Uniswap’s native cryptocurrency UNI is eying its 2022 low courtesy of its downtrend from its March peak. UNI’s price action has been correcting since the start of April, with the alt having already undone its March gains.
UNI was trading at $8.28, at the time of writing, after tanking by roughly 14% over the last 7 days. Its press time price meant it had pulled back by roughly 33% from its $12-level. An extended pullback by 40% would place it at $7.50 or potentially lower.
For reference, UNI hit its current 2022 low of $7.51 on 22 February.
Will UNI achieve a new 2022 low?
Bearish crypto-market sentiments continue to prevail despite heavy discounts on most of the top cryptocurrencies. This includes UNI, which seemed to be a long way from its $44.90 ATH of May 2021 at press time.
In fact, it has registered a notable drop in selling volume over the last few days too.
UNI’s indicators suggest that it might be about to experience a reversal any time. Its RSI, at press time, was hovering just above the oversold zone and the MFI was about to dip into the oversold zone. There is still some wiggle room for the bears to push down further before exhaustion. This means it can potentially set a new year-to-date low prior to the next trend reversal.
Can UNI’s on-chain metrics tell us about its current position?
UNI’s exchange flows registered a significant drop in the last two days in line with the reduced trading volume. The exchange inflows have been higher than the exchange outflows during this period. UNI’s exchange inflow volume dropped from 361,188 on 25 April to 184,806 the next day.

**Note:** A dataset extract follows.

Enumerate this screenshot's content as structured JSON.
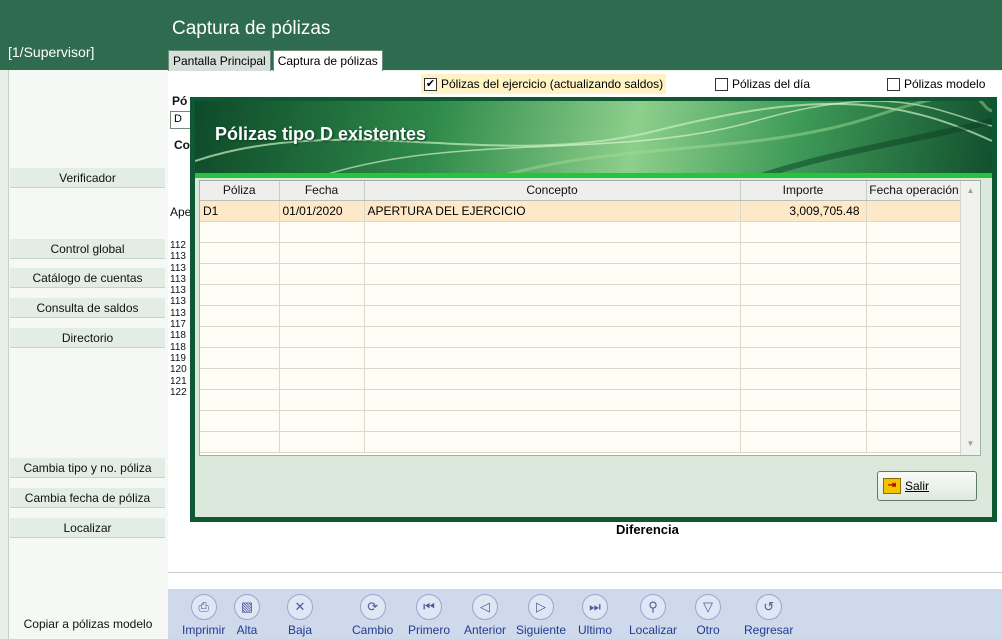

Exchange outflows dropped from 273,128 to 106,323 over the same period.
UNI’s exchange flows have been oscillating within the same range, suggesting that a lot of accumulation and distribution has been taking place over the last 4 weeks. Uniswap transaction metrics dipped to its lowest point on 19 April, in line with the sideways price action due to uncertainty. It has since registered some upside as the price dipped lower, however.
Higher exchange inflows than outflows may continue to push the price a bit lower. Such an outcome will result in oversold conditions, and lower prices will encourage more accumulation.